Pour nous, lecteurs chrétiens de l’Ancien Testament, c’est dans l’Évangile que s’accomplit cette Bonne Nouvelle. C’est en Jésus que Dieu réalise ce qu’il avait annoncé à David : cette maison, ce temple qu’il bâtit, c’est Jésus lui-même, incarné en Marie. Dieu s’est construit cette maison pour que son Verbe y prenne chair et habite parmi nous, et pour que nous puissions nous-mêmes demeurer en lui.

À regarder de près le récit de l’Annonciation, il s’y produit avec Marie le même renversement de perspective que pour David dans le 2e livre de Samuel. Au premier abord, on pourrait dire que c’est Marie qui procure à Dieu un lieu pour l’habiter, qu’elle lui offre une maison, ou du moins lui ouvre sa maison, en lui ouvrant son cœur, et même son corps, le plus intime de son être. Et c’est vrai que « l’ange entr[e] chez elle ». C’est encore vrai qu’elle conçoit le Fils de Dieu en son sein. Mais il n’empêche : c’est bien Dieu, en vérité, qui bâtit la maison.
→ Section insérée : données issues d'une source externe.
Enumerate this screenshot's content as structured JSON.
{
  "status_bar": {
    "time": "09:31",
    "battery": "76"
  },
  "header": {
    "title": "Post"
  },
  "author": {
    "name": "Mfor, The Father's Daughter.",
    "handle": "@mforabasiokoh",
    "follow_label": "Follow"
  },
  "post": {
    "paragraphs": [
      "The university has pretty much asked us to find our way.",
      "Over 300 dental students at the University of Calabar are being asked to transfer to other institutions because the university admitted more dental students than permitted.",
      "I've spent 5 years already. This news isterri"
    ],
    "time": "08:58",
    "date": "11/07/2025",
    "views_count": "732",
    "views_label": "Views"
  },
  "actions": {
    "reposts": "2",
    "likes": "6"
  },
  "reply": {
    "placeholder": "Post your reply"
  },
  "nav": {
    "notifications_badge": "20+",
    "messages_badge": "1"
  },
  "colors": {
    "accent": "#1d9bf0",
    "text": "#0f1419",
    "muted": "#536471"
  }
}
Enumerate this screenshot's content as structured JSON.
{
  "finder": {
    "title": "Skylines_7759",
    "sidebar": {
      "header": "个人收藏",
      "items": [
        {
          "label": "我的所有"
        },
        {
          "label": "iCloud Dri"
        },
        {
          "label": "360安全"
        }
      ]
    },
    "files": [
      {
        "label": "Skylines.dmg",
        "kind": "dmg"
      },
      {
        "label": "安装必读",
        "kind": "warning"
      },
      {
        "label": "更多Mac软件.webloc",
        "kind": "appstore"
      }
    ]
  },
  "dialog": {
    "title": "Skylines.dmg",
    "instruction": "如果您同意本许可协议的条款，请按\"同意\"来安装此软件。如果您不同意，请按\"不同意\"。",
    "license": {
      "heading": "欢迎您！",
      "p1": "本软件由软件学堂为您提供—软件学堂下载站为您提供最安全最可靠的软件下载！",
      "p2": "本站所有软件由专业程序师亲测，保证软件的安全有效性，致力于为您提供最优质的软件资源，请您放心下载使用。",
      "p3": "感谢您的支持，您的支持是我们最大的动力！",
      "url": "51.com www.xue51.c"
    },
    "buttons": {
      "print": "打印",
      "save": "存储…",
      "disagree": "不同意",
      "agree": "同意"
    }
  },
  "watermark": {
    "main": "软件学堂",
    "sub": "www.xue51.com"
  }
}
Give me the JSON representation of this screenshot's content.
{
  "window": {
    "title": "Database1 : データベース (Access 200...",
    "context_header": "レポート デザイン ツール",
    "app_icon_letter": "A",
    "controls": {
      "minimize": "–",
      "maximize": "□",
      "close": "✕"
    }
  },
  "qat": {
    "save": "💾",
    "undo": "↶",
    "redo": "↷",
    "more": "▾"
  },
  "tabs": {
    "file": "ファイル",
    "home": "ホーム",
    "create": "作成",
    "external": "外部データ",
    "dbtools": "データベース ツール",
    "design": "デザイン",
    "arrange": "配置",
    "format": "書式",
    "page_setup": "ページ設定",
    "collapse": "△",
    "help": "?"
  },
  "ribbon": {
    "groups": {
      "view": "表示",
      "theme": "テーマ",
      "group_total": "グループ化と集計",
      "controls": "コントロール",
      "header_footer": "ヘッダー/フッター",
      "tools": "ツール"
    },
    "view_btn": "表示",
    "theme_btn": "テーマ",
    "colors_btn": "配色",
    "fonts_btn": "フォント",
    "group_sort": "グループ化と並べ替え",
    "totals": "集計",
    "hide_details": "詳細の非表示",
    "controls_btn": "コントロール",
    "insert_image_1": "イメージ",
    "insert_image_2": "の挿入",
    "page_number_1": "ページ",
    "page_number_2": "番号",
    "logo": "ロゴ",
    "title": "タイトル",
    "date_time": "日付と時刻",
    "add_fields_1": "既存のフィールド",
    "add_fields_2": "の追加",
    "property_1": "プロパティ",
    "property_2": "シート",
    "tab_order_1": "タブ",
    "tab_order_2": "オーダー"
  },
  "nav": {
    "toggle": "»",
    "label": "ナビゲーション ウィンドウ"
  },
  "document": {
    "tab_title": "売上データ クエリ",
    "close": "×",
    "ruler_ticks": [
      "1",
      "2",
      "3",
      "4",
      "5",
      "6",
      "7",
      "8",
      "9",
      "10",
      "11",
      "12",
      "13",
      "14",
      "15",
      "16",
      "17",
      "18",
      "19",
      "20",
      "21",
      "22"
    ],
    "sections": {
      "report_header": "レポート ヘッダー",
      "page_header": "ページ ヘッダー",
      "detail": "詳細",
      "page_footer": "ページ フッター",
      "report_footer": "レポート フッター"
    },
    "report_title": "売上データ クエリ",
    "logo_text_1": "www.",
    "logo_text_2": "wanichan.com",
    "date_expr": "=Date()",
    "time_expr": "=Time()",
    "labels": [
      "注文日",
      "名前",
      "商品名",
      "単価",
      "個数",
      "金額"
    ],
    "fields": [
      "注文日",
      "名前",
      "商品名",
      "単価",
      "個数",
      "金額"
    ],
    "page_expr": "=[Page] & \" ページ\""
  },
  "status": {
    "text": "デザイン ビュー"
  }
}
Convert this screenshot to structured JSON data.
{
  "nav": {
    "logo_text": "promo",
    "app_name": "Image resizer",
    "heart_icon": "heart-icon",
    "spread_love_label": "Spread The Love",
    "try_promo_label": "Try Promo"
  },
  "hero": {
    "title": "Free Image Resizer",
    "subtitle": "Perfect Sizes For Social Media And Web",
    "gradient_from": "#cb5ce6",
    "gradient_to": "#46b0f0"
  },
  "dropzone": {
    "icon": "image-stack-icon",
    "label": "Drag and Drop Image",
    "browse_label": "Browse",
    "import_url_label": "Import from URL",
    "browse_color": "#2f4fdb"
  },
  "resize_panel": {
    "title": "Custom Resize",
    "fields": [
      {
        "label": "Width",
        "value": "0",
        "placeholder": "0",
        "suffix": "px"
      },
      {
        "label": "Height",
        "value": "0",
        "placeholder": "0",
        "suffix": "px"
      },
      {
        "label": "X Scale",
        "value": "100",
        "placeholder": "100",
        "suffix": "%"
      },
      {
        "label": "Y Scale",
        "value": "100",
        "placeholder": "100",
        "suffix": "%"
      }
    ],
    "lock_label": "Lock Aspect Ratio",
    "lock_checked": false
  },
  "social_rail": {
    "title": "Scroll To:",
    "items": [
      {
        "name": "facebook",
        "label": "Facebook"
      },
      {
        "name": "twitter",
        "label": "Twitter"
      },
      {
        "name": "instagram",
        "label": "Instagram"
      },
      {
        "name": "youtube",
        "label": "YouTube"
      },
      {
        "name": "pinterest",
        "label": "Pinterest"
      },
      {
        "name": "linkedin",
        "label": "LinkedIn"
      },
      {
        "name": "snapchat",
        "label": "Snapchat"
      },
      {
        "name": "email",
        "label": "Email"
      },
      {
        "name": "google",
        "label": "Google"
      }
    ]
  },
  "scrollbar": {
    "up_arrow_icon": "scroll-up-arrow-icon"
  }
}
Marie est « une jeune fille vierge », qui « ne conna[ît] pas d’homme » : ce n’est donc pas la nature humaine qui agit en elle, selon ses facultés et activités propres, mais c’est la grâce, la grâce qu’elle a trouvée auprès de Dieu et dont elle est comblée. Et au moment où Marie, certes, devient d’une certaine façon une maison pour Dieu, « l’Esprit Saint [vient] sur [elle] et la puissance du Très-Haut [la prend] sous son ombre ». Elle se trouve donc sous cette puissance comme sous un toit qui la protège et la couvre, elle se trouve, elle, dans la maison de Dieu, alors que Dieu était entré chez elle !

D’ailleurs, quand Marie déclare « Voici la servante du Seigneur », par ce titre qu’elle se donne, on peut déjà considérer qu’elle entre ainsi dans la maison, la “maisonnée” du Seigneur et qu’elle atteste en faire partie, selon la conception antique qui incluait serviteurs et servantes dans ce qu’on appelait la maison de leur maître. “Servante du Seigneur”, c’est le seul titre que Marie s’attribue, mais il lui vaudra d’être appelée par surcroît fille du Père, épouse de l’Esprit et Mère de Dieu.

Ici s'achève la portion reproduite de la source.